Nonetheless, both the U.S. and Britain are trying to preserve the economic stability of the west and avert another cold war. It is no longer news that U.S. President Donald Trump is open to the idea of a warmer relationship between U.S. and Russia. This article explores Britain’s effort to speak sense into Russia in order to maintain geopolitical and socioeconomic stability in the world.
UK takes the lead to avert another cold war
Britain is taking the lead in the efforts of the west to avert another cold war that could pitch the west and Russian interests each other again. Britain will be sending its foreign secretary Boris Johnson to Russia in an attempt to smoothen out kinks in Britain’s relationship with Russia. Boris Johnson’s visit to Russia will mark the first official visit from a high-ranking British minister since 2012.
Britain says Johnson’s visit to Russia is only meant to improve ties and avoid a cold war and that the trip is not supposed to be a vote of approval on Russia’s actions in the international community. You’ll remember that Russia and Britain have not had the best of relationships in the last eleven or so years. The tensions reached a peak in 2014 after Russia went ahead to annex Crimea from Ukraine. Hence, Britain has made it very clear that Johnson’s visit to Moscow is not an indication that the British government will ignore the economic sanctions against Russia for its actions in Crimea.

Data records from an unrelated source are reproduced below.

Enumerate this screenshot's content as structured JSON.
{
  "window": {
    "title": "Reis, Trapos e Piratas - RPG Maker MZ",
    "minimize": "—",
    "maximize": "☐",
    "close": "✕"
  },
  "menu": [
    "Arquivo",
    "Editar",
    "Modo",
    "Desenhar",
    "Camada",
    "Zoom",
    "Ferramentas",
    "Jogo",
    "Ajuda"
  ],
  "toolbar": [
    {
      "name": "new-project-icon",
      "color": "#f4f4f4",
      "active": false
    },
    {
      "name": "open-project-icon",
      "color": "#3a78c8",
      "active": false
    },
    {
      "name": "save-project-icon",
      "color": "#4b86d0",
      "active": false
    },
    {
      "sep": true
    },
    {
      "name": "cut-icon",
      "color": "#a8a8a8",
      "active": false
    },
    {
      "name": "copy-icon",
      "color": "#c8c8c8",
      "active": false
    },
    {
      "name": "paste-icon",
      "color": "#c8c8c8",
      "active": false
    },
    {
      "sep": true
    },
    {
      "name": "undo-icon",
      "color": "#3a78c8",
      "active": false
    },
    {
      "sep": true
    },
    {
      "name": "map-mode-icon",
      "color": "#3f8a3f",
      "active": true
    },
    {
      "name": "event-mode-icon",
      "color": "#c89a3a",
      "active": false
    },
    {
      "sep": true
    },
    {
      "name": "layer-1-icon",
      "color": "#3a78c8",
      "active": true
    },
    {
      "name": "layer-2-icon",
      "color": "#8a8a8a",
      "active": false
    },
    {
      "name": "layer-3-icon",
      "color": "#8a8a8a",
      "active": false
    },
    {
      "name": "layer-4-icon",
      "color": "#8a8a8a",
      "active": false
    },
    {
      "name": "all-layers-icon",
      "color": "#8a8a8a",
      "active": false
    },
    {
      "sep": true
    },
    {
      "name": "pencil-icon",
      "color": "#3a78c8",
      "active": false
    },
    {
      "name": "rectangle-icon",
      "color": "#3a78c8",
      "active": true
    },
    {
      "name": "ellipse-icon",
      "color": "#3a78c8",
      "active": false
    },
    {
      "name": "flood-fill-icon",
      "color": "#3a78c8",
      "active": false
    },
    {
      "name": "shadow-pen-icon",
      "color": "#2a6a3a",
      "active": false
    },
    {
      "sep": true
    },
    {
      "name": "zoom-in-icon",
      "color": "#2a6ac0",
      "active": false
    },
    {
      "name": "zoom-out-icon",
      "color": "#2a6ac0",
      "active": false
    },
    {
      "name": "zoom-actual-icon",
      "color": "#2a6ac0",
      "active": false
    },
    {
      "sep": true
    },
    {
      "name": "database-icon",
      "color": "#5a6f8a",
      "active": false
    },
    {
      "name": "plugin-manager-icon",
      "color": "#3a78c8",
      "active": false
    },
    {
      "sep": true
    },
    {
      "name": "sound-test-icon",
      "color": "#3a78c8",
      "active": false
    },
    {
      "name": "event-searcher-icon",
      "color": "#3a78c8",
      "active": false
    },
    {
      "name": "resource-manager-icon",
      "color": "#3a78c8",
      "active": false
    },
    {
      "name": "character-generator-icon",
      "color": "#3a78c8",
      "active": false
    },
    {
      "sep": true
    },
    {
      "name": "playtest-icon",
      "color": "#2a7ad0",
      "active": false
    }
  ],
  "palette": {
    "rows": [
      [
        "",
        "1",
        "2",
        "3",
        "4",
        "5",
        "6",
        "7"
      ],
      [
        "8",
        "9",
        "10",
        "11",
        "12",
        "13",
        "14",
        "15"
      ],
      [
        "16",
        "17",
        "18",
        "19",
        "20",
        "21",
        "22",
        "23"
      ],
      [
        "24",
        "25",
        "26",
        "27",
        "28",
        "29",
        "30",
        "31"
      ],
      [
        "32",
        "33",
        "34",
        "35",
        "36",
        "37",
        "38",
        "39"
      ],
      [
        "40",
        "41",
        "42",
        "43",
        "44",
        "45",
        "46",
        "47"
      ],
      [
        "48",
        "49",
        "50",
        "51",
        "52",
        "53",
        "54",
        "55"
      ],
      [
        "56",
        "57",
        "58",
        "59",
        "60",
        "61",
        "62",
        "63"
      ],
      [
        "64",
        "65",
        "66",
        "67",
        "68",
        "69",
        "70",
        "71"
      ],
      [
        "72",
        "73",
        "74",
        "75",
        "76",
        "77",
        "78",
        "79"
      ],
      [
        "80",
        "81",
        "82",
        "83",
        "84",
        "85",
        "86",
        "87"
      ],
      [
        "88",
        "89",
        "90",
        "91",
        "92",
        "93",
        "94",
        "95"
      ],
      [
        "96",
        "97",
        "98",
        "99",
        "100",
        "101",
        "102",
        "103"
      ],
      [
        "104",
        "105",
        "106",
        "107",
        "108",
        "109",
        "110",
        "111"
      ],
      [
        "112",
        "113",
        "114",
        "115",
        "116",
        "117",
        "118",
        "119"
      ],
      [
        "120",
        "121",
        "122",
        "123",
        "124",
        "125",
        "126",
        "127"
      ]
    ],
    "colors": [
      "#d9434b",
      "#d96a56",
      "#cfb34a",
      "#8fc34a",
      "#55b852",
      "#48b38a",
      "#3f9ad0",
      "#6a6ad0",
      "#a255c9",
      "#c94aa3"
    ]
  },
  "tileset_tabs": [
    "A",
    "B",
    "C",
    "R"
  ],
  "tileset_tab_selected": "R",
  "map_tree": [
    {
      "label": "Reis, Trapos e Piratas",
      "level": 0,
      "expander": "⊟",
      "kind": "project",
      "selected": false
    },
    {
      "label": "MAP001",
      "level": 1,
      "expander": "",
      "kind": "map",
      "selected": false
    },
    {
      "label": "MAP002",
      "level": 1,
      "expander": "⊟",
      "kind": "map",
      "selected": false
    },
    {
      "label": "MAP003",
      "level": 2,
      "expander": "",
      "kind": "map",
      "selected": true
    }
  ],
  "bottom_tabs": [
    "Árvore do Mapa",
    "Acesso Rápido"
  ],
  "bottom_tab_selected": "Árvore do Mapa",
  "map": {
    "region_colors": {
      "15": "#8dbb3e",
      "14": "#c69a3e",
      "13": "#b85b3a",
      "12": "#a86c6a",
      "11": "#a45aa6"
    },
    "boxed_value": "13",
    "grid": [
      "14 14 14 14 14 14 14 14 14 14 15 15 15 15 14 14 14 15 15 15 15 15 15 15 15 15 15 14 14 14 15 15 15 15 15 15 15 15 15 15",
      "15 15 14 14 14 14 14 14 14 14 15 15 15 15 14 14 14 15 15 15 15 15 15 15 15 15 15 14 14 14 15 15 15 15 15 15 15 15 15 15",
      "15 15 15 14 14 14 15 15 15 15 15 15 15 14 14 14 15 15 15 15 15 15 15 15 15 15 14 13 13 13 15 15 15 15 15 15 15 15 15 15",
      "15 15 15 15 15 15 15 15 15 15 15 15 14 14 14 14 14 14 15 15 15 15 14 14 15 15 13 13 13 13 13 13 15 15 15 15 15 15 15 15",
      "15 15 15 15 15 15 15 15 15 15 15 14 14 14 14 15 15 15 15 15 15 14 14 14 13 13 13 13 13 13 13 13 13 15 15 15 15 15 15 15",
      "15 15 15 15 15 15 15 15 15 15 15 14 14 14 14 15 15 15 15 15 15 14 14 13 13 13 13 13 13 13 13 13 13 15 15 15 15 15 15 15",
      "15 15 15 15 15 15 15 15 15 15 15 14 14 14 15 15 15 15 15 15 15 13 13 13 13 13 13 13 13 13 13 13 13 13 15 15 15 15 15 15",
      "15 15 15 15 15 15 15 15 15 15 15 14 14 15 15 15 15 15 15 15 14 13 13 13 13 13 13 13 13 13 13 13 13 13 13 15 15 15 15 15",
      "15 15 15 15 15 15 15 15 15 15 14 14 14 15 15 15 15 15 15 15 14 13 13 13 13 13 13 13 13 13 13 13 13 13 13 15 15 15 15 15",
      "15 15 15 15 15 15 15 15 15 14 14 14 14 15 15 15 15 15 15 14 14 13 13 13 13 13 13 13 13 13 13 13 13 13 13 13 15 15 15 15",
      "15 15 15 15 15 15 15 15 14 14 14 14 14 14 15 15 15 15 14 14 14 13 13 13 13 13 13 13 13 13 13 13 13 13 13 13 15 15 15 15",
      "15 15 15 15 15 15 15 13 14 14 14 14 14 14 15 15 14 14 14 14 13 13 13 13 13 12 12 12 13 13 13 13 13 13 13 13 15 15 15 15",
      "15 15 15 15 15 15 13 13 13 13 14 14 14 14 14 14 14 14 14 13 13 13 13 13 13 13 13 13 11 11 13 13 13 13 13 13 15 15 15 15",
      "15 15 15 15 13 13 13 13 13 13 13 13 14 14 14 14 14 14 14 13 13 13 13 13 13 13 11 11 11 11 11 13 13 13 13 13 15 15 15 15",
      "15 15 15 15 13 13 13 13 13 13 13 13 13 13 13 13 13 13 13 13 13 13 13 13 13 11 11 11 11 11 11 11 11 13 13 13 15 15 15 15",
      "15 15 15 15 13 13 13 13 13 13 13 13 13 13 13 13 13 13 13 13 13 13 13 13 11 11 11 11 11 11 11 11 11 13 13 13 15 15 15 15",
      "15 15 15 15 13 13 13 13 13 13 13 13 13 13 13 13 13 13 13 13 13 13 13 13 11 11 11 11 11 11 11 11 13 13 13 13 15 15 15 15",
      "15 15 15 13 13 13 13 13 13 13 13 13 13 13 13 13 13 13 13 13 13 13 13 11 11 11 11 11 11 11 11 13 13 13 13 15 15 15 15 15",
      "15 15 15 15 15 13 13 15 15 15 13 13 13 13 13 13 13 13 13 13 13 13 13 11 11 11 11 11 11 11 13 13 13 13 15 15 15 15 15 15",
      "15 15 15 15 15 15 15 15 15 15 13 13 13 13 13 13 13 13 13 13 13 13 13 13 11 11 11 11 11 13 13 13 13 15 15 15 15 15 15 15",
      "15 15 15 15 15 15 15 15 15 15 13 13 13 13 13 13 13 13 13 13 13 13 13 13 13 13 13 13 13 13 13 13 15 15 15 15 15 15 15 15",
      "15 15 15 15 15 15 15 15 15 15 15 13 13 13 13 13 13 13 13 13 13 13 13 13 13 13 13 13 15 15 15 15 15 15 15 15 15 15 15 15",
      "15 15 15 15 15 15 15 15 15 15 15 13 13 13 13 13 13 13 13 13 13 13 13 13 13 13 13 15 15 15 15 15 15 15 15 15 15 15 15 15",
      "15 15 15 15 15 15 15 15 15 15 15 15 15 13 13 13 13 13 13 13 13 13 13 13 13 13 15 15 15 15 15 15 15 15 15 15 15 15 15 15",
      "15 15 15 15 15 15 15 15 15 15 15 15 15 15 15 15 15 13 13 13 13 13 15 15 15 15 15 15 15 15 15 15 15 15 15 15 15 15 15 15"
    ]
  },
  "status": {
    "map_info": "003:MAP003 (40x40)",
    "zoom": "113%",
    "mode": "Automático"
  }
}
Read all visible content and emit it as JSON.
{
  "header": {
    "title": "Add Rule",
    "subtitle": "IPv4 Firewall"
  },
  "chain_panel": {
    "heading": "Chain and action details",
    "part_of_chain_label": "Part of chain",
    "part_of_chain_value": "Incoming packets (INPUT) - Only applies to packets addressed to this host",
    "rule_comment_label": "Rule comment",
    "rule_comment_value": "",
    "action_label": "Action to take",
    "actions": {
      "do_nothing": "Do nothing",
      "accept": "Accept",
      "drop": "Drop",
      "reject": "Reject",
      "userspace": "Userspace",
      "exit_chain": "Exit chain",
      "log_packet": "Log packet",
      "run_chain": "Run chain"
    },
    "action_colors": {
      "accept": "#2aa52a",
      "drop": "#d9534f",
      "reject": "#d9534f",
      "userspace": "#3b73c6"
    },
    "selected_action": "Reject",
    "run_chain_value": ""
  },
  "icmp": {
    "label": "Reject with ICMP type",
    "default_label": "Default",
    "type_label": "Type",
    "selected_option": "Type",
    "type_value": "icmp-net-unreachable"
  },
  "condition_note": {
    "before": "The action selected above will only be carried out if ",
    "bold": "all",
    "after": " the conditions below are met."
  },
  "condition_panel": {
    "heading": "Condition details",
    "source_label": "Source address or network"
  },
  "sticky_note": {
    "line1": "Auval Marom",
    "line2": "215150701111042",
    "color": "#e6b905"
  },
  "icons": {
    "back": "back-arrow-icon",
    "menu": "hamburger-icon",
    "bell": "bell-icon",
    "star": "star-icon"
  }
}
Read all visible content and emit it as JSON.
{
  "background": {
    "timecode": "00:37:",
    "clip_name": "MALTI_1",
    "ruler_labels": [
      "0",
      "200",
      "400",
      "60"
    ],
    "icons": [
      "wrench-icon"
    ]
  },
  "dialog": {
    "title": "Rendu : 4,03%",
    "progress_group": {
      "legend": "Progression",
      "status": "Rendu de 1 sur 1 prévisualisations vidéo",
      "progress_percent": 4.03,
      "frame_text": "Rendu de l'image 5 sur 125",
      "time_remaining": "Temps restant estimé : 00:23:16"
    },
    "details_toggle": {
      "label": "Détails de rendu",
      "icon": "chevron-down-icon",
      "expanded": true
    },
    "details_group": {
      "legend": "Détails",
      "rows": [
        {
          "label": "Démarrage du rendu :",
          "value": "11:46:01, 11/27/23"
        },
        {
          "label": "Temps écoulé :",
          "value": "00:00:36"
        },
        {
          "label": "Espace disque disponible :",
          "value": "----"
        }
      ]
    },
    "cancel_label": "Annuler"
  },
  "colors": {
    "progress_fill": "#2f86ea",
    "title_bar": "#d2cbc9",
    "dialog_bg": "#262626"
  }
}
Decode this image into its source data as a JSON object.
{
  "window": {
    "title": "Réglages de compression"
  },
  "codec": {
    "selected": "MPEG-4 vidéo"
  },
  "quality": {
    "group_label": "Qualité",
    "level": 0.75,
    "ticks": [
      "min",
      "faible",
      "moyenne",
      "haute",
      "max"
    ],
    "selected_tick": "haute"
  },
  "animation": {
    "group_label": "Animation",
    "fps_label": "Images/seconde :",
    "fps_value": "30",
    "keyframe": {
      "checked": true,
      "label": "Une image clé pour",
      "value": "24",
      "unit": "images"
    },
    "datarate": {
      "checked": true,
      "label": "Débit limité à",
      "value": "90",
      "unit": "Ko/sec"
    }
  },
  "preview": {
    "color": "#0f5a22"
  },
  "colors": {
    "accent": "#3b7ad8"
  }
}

Boris Johnson also notes that he’ll attempt to get Russia to amend it ways in order to reduce geopolitical tensions between Moscow and the west. In Johnson’s words, “Russia is up to all sorts of no good… They are I’m afraid engaged in cyberwarfare, they are engaged in undermining countries in the western Balkans…to say nothing of Russia’s actions in Ukraine, which are, as you know, completely unacceptable.”
More importantly, Britain hopes that Johnson’s trip to Russia will help to reduce Russia’s ‘manipulation’ of the situation in the Balkans. Michael Fallon, Britain’s Defense Secretary notes that “Certainly, the foreign secretary will be warning Russia to keep its nose out of the democratic process we have in western Europe… This is not business as usual. It is engage but beware.”
Engagement and not confrontation is the key to economic peace
It is very hard to win cold war and even the semblance of a win might turn out to be Pyrrhic victory when you take stock of the cost of the economic war. In essence, it makes more sense to find middle ground on the current causes of tension between the west and Russia, Josh Gregory, analyst at Lionexo submits that “the global economic outlook suggests that the world is sitting on a keg of gunpowder, governments need to promote policies that promote stability in order to reduce the vulnerability to economic crisis.”
Boris Johnson sums up the need to engage Russia in order to broker economic peace in the following words. “Neither the U.K. nor our friends in the rest of the EU, nor in Washington is there any appetite for a new Cold War… So it’s vitally important that we try to engage with the Russians, we try to understand where they’re coming from and we try to shape their policies and help them onto a better path.”